To have a say in the pre-K classroom’s decisions, Jen joined the parent advisory council of the school’s Head Start program. A fellow parent invited her to come visit her elected representatives in Olympia at the Children’s Alliance Have a Heart for Kids Day in 2010. She went, speaking up for high-quality early learning that meets kids, of all backgrounds and abilities, right where they’re at.
Jen attended the Children’s Alliance Advocacy Camp in 2012, where, she says, her eyes were opened to the experiences of racially diverse groups of people in her hometown and all across the state. As a white woman living all her life in Spokane, which the Census records as 86 percent white, “We do a very good job of pretending everything is fine. But if you ask, you will find out that there are challenges.”
Caleb and Jen have traveled along the same path: he as a child “who uses wheels, not legs, to get around,” and she as a mother speaking for her son and for all parents who are facing life’s unforeseen circumstances. She now has a voice for kids and families all across the state, as a member of the state Department of Early Learning’s Early Learning Advisory Council. Appointed by Gov. Jay Inslee, Jen speaks from a parent’s point of view as the state works to build a high-quality early learning system for children ages birth to 5.

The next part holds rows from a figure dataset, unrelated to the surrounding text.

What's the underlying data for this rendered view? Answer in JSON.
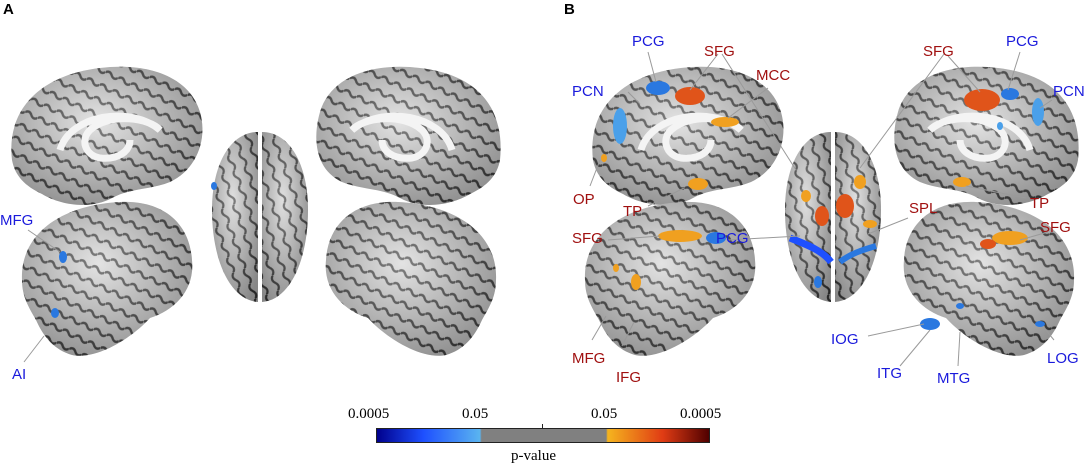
{
  "panels": [
    {
      "letter": "A"
    },
    {
      "letter": "B"
    }
  ],
  "colors": {
    "blue_region": "#2a78e0",
    "red_region": "#e0541a",
    "orange_region": "#f0a020",
    "label_blue": "#1a1adc",
    "label_red": "#a01010",
    "brain_base": "#8e8e8e",
    "leader_line": "#9a9a9a"
  },
  "labels_A": [
    {
      "text": "MFG",
      "color": "blue"
    },
    {
      "text": "AI",
      "color": "blue"
    }
  ],
  "labels_B": [
    {
      "text": "PCG",
      "color": "blue"
    },
    {
      "text": "SFG",
      "color": "red"
    },
    {
      "text": "MCC",
      "color": "red"
    },
    {
      "text": "PCN",
      "color": "blue"
    },
    {
      "text": "OP",
      "color": "red"
    },
    {
      "text": "TP",
      "color": "red"
    },
    {
      "text": "SFG",
      "color": "red"
    },
    {
      "text": "PCG",
      "color": "blue"
    },
    {
      "text": "PCN",
      "color": "blue"
    },
    {
      "text": "TP",
      "color": "red"
    },
    {
      "text": "SFG",
      "color": "red"
    },
    {
      "text": "PCG",
      "color": "blue"
    },
    {
      "text": "SPL",
      "color": "red"
    },
    {
      "text": "SFG",
      "color": "red"
    },
    {
      "text": "MFG",
      "color": "red"
    },
    {
      "text": "IFG",
      "color": "red"
    },
    {
      "text": "IOG",
      "color": "blue"
    },
    {
      "text": "ITG",
      "color": "blue"
    },
    {
      "text": "MTG",
      "color": "blue"
    },
    {
      "text": "LOG",
      "color": "blue"
    }
  ],
  "colorbar": {
    "tick_labels": [
      "0.0005",
      "0.05",
      "0.05",
      "0.0005"
    ],
    "title": "p-value",
    "stops": [
      "#00008c",
      "#1e50ff",
      "#5ab4f0",
      "#808080",
      "#808080",
      "#f5b41e",
      "#e03c14",
      "#500000"
    ]
  }
}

With Caleb now attending public school, her advocacy is widening from a child’s first learning experience to his experience of K-12. “Kids come to school every day with backpacks so heavy with the challenges and mess in their lives,” she says. And yet, kids and families have reason for hope—when legislators can hear their voices and make smart public investments.
“When parents feel that there are options for them, that there are people who care, then we can turn things around.”
The path she’s traveling doesn’t offer a U-turn, because once you find the power of advocating for kids, it’s an honor and an obligation to use that power, says Jen: “Once you get going, why would you stop?”